The most common projection is the Mercator projection. Here is the Mercator projection for the state of Colorado.

projection_string <- "+proj=merc +lon_0=0 +datum=WGS84 +no_defs"
co %>%
  ggplot() + 
  geom_sf(color="red", fill="white") +
  coord_sf(crs=projection_string)

No warping of the boundaries but the lengths of the northern and southern borders are displayed incorrectly as having the same length. Not only are distances distorted, but areas as well. That becomes more obvious when you look at the entire continent.

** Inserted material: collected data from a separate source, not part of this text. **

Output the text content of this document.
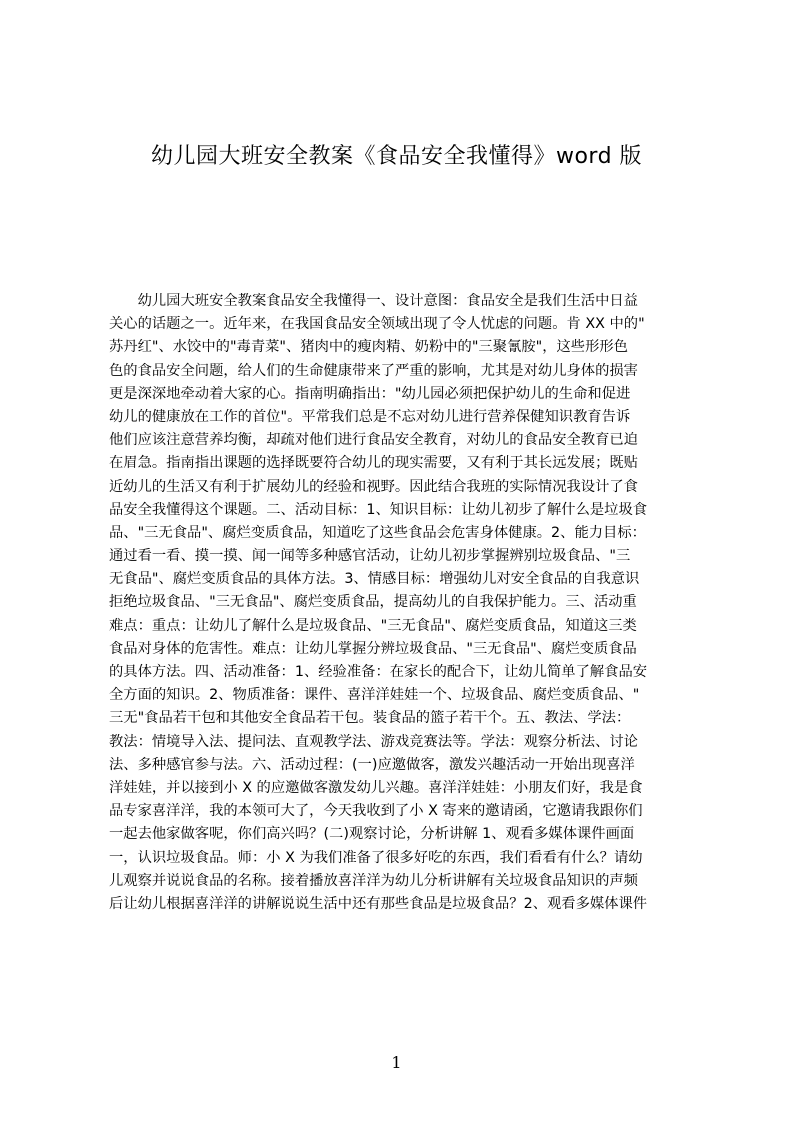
幼儿园大班安全教案《食品安全我懂得》word 版
　　幼儿园大班安全教案食品安全我懂得一、设计意图：食品安全是我们生活中日益
关心的话题之一。近年来，在我国食品安全领域出现了令人忧虑的问题。肯 XX 中的"
苏丹红"、水饺中的"毒青菜"、猪肉中的瘦肉精、奶粉中的"三聚氰胺"，这些形形色
色的食品安全问题，给人们的生命健康带来了严重的影响，尤其是对幼儿身体的损害
更是深深地牵动着大家的心。指南明确指出："幼儿园必须把保护幼儿的生命和促进
幼儿的健康放在工作的首位"。平常我们总是不忘对幼儿进行营养保健知识教育告诉
他们应该注意营养均衡，却疏对他们进行食品安全教育，对幼儿的食品安全教育已迫
在眉急。指南指出课题的选择既要符合幼儿的现实需要，又有利于其长远发展；既贴
近幼儿的生活又有利于扩展幼儿的经验和视野。因此结合我班的实际情况我设计了食
品安全我懂得这个课题。二、活动目标：1、知识目标：让幼儿初步了解什么是垃圾食
品、"三无食品"、腐烂变质食品，知道吃了这些食品会危害身体健康。2、能力目标：
通过看一看、摸一摸、闻一闻等多种感官活动，让幼儿初步掌握辨别垃圾食品、"三
无食品"、腐烂变质食品的具体方法。3、情感目标：增强幼儿对安全食品的自我意识
拒绝垃圾食品、"三无食品"、腐烂变质食品，提高幼儿的自我保护能力。三、活动重
难点：重点：让幼儿了解什么是垃圾食品、"三无食品"、腐烂变质食品，知道这三类
食品对身体的危害性。难点：让幼儿掌握分辨垃圾食品、"三无食品"、腐烂变质食品
的具体方法。四、活动准备：1、经验准备：在家长的配合下，让幼儿简单了解食品安
全方面的知识。2、物质准备：课件、喜洋洋娃娃一个、垃圾食品、腐烂变质食品、"
三无"食品若干包和其他安全食品若干包。装食品的篮子若干个。五、教法、学法：
教法：情境导入法、提问法、直观教学法、游戏竞赛法等。学法：观察分析法、讨论
法、多种感官参与法。六、活动过程：(一)应邀做客，激发兴趣活动一开始出现喜洋
洋娃娃，并以接到小 X 的应邀做客激发幼儿兴趣。喜洋洋娃娃：小朋友们好，我是食
品专家喜洋洋，我的本领可大了，今天我收到了小 X 寄来的邀请函，它邀请我跟你们
一起去他家做客呢，你们高兴吗？(二)观察讨论，分析讲解 1、观看多媒体课件画面
一，认识垃圾食品。师：小 X 为我们准备了很多好吃的东西，我们看看有什么？请幼
儿观察并说说食品的名称。接着播放喜洋洋为幼儿分析讲解有关垃圾食品知识的声频
后让幼儿根据喜洋洋的讲解说说生活中还有那些食品是垃圾食品？2、观看多媒体课件
1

projection_string <- "+proj=merc +lon_0=-105.5 +datum=WGS84 +no_defs"
countries %>%
  filter(continent=="North America") %>%
  ggplot() + 
  geom_sf(color="red", fill="white") +
  coord_sf(crs=projection_string)

Notice how Alaska has grown to more than half the size of the rest of the United States. Alaska is big, but not that big! Also Greenland has expanded to monstrous proportions. The Mercator projection is simple, but it has a lot of distortions at the higher latitudes.

But notice how the eastern border of the state of Alaska is perfectly vertical, representing a true north/south orientation.

No projection system is perfect, and you should try different approaches to see what works best for your situation.